The invention relates to a testing and calibrating device for an evaluation circuit for a linear oxygen probe (referred to below as lambda probe or probe) in an internal combustion engine, particularly in a motor vehicle internal combustion engine.
The production process for engine control circuits for internal combustion engines requires that the probe evaluation circuit be tested and calibrated in the fitted state. This requires that all relevant parameters be verified under operating conditions—various supply voltages and temperatures for the engine control circuit, but also various operating states (lambda values) for the probe. It is also necessary to test whether the evaluation circuit identifies particular probe faults.
Furthermore, it is desirable to be able to perform not only the legally required OBD (on board diagnostics) for the probe but also calibration of the system (probe and evaluation circuit) when the internal combustion engine is operating.
The probe and the evaluation circuit are a closed control system. Simple measurement of the electrical properties of the evaluation circuit (for example offset or gain) is therefore not very revealing. The test needs to be performed when the control loop is closed and stable.
Although a test using a connected lambda probe allows measurement in the operating state, it is time-consuming and imprecise. The addition of a fault to demonstrate the diagnostic function is done using switches in the probe supply lines, for example, which allows short circuits and interruptions to be simulated. This is very time-consuming and susceptible to error. In addition, various operating points of the probe can be measured only by altering the oxygen concentration around the probe.

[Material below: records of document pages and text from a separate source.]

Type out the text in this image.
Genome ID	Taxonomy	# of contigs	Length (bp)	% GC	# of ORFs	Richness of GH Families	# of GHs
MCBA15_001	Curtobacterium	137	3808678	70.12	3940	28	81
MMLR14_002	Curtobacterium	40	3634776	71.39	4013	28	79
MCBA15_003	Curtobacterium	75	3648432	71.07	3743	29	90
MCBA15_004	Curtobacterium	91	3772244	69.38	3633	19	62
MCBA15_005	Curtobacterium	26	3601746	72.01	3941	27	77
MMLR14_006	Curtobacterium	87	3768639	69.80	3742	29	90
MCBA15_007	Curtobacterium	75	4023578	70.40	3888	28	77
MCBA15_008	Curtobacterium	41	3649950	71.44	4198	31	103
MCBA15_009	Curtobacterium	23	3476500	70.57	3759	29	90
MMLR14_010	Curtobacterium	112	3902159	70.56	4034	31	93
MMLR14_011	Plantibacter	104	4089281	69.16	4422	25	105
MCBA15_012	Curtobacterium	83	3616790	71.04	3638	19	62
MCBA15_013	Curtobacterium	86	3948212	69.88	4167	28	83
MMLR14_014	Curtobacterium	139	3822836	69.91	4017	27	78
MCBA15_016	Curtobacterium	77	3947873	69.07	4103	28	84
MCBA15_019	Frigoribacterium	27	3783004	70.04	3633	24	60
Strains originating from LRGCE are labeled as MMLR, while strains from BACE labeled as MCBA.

This requires a very complex gas-changing device which regularly needs to be calibrated. Since a gas change, for technical reasons, proceeds comparatively slowly, it is not possible to assess the control stability of the system.
The system (probe and evaluation circuit) is calibrated during engine operation at two operating points:
a) when λ=1. In this case, no or only a minimal pump current should flow, since the oxygen concentrations in the exhaust from the internal combustion engine and in the measuring cell are balanced;
b) when λ=∞, that is to say with no fuel, i.e. when a motor vehicle is in overrun mode. In this case, the (maximum) pump current required is measured.
The values obtained for these two measurements can be used to determine the offset and gradient of the transfer function. The arithmetic values are stored in a correction table.
Overall, the method is extremely complex and has only limited reliability (on account of possible residual exhaust or cooling of the probe in overrun mode).